14 Nisan 2014 Pazartesi

Ama artık dayanamıyorum!..


Yarım saat kadar önceydi, arka bahçe kapısından çıkıp sokağın başındaki çöp bidonuna kadar gittim, hem çöpleri atmak, hem de sokak kedilerinin yiyeceğini bırakmak için. Köpeğim Fadik serbest şekilde yanımdaydı, bazen gece geç vakitlerde tasmasız olarak parka çıkmasına izin veriyorum. Çünkü o orta Anadolu bölgesinden gen almış bir ''Anadolu çoban köpeği-Kangal'' kırması ve yaşadığı bölgeyi sahiplenme, koruma konusunda pek çok ''popüler marka'' köpekte olmayan genetik içgüdülere sahip. Her neyse, ben sokağın alt tarafından evimin baktığı parka doğru giderken, sokağın üst tarafından siyah blûzlu, tombulca, sarışın, ayağında kot pantalon olan genç bir kadın bizden önce parka doğru döndü, Fadik ve ben onun birkaç adım arkasında kaldık. Yürüyüşünde bir tuhaflık sezdim, hafif yalpalayarak yürüyordu, alkollü olabileceğini düşünerek fazla üzerinde durmadım.
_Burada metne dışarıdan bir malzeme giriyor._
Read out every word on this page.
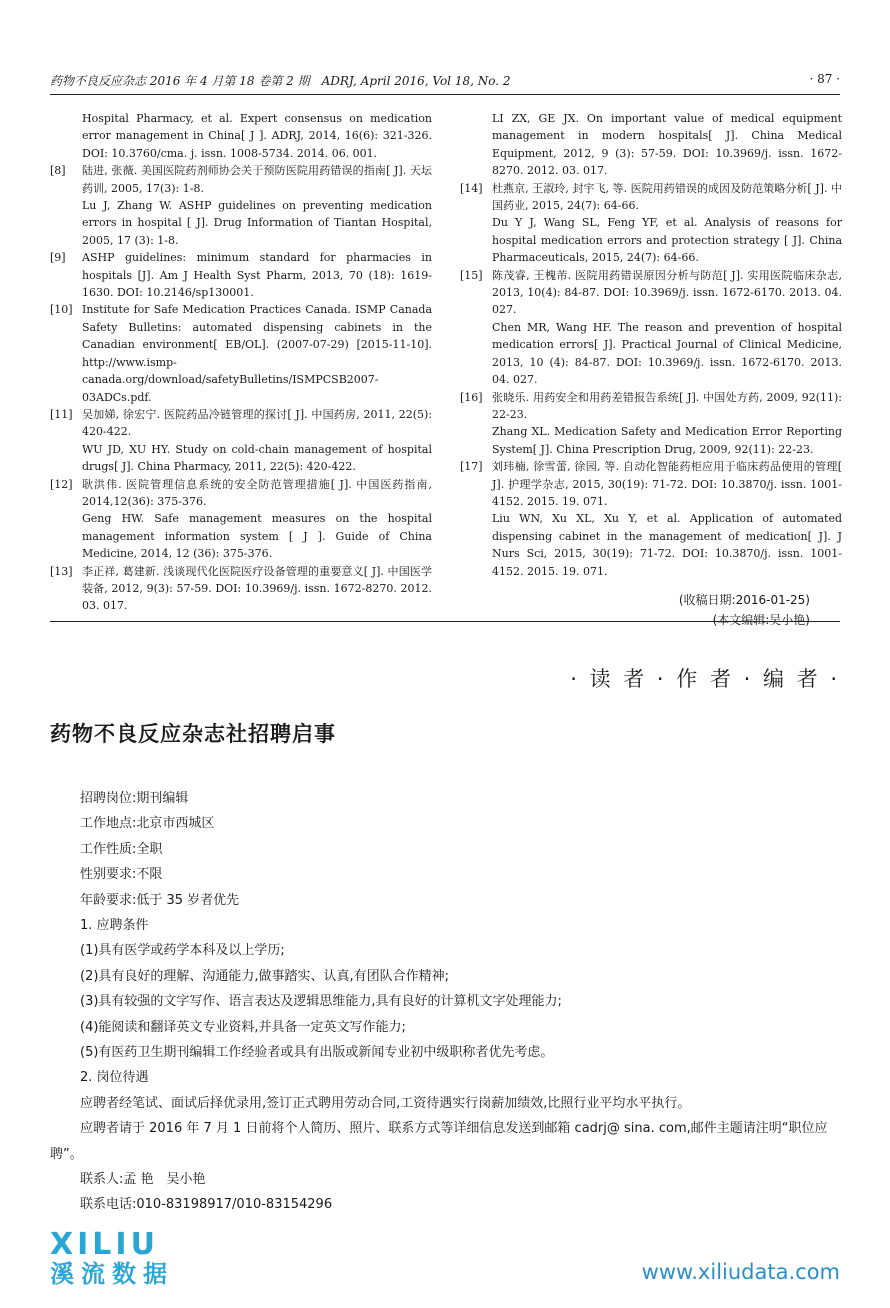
药物不良反应杂志 2016 年 4 月第 18 卷第 2 期　ADRJ, April 2016, Vol 18, No. 2	· 87 ·
Hospital Pharmacy, et al. Expert consensus on medication error management in China[ J ]. ADRJ, 2014, 16(6): 321-326. DOI: 10.3760/cma. j. issn. 1008-5734. 2014. 06. 001.
[8]	陆进, 张薇. 美国医院药剂师协会关于预防医院用药错误的指南[ J]. 天坛药训, 2005, 17(3): 1-8.
Lu J, Zhang W. ASHP guidelines on preventing medication errors in hospital [ J]. Drug Information of Tiantan Hospital, 2005, 17 (3): 1-8.
[9]	ASHP guidelines: minimum standard for pharmacies in hospitals [J]. Am J Health Syst Pharm, 2013, 70 (18): 1619-1630. DOI: 10.2146/sp130001.
[10] Institute for Safe Medication Practices Canada. ISMP Canada Safety Bulletins: automated dispensing cabinets in the Canadian environment[ EB/OL]. (2007-07-29) [2015-11-10]. http://www.ismp-canada.org/download/safetyBulletins/ISMPCSB2007-03ADCs.pdf.
[11] 吴加娣, 徐宏宁. 医院药品冷链管理的探讨[ J]. 中国药房, 2011, 22(5): 420-422.
WU JD, XU HY. Study on cold-chain management of hospital drugs[ J]. China Pharmacy, 2011, 22(5): 420-422.
[12] 耿洪伟. 医院管理信息系统的安全防范管理措施[ J]. 中国医药指南, 2014,12(36): 375-376.
Geng HW. Safe management measures on the hospital management information system [ J ]. Guide of China Medicine, 2014, 12 (36): 375-376.
[13] 李正祥, 葛建新. 浅谈现代化医院医疗设备管理的重要意义[ J]. 中国医学装备, 2012, 9(3): 57-59. DOI: 10.3969/j. issn. 1672-8270. 2012. 03. 017.
LI ZX, GE JX. On important value of medical equipment management in modern hospitals[ J]. China Medical Equipment, 2012, 9 (3): 57-59. DOI: 10.3969/j. issn. 1672-8270. 2012. 03. 017.
[14] 杜燕京, 王淑玲, 封宇飞, 等. 医院用药错误的成因及防范策略分析[ J]. 中国药业, 2015, 24(7): 64-66.
Du Y J, Wang SL, Feng YF, et al. Analysis of reasons for hospital medication errors and protection strategy [ J]. China Pharmaceuticals, 2015, 24(7): 64-66.
[15] 陈茂睿, 王槐芾. 医院用药错误原因分析与防范[ J]. 实用医院临床杂志, 2013, 10(4): 84-87. DOI: 10.3969/j. issn. 1672-6170. 2013. 04. 027.
Chen MR, Wang HF. The reason and prevention of hospital medication errors[ J]. Practical Journal of Clinical Medicine, 2013, 10 (4): 84-87. DOI: 10.3969/j. issn. 1672-6170. 2013. 04. 027.
[16] 张晓乐. 用药安全和用药差错报告系统[ J]. 中国处方药, 2009, 92(11): 22-23.
Zhang XL. Medication Safety and Medication Error Reporting System[ J]. China Prescription Drug, 2009, 92(11): 22-23.
[17] 刘玮楠, 徐雪蕾, 徐园, 等. 自动化智能药柜应用于临床药品使用的管理[ J]. 护理学杂志, 2015, 30(19): 71-72. DOI: 10.3870/j. issn. 1001-4152. 2015. 19. 071.
Liu WN, Xu XL, Xu Y, et al. Application of automated dispensing cabinet in the management of medication[ J]. J Nurs Sci, 2015, 30(19): 71-72. DOI: 10.3870/j. issn. 1001-4152. 2015. 19. 071.
(收稿日期:2016-01-25)
(本文编辑:吴小艳)
· 读 者 · 作 者 · 编 者 ·
药物不良反应杂志社招聘启事
招聘岗位:期刊编辑
工作地点:北京市西城区
工作性质:全职
性别要求:不限
年龄要求:低于 35 岁者优先
1. 应聘条件
(1)具有医学或药学本科及以上学历;
(2)具有良好的理解、沟通能力,做事踏实、认真,有团队合作精神;
(3)具有较强的文字写作、语言表达及逻辑思维能力,具有良好的计算机文字处理能力;
(4)能阅读和翻译英文专业资料,并具备一定英文写作能力;
(5)有医药卫生期刊编辑工作经验者或具有出版或新闻专业初中级职称者优先考虑。
2. 岗位待遇

应聘者经笔试、面试后择优录用,签订正式聘用劳动合同,工资待遇实行岗薪加绩效,比照行业平均水平执行。

应聘者请于 2016 年 7 月 1 日前将个人简历、照片、联系方式等详细信息发送到邮箱 cadrj@ sina. com,邮件主题请注明“职位应聘”。

联系人:孟 艳　吴小艳
联系电话:010-83198917/010-83154296
XILIU
溪流数据	www.xiliudata.com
Ama Fadik benden evvel hızlı şekilde koşarak genç kadının etrafında dönmeye başladı, o vakit farkına vardım, üzüntü ve gözyaşına hiç dayanamayan köpeğimin ısrarlı teselli hallerinden anlaşıldığına göre, bu genç kadın hem yürüyor, hem de omuzları sarsıla sarsıla, arada iç geçirerek ağlıyordu…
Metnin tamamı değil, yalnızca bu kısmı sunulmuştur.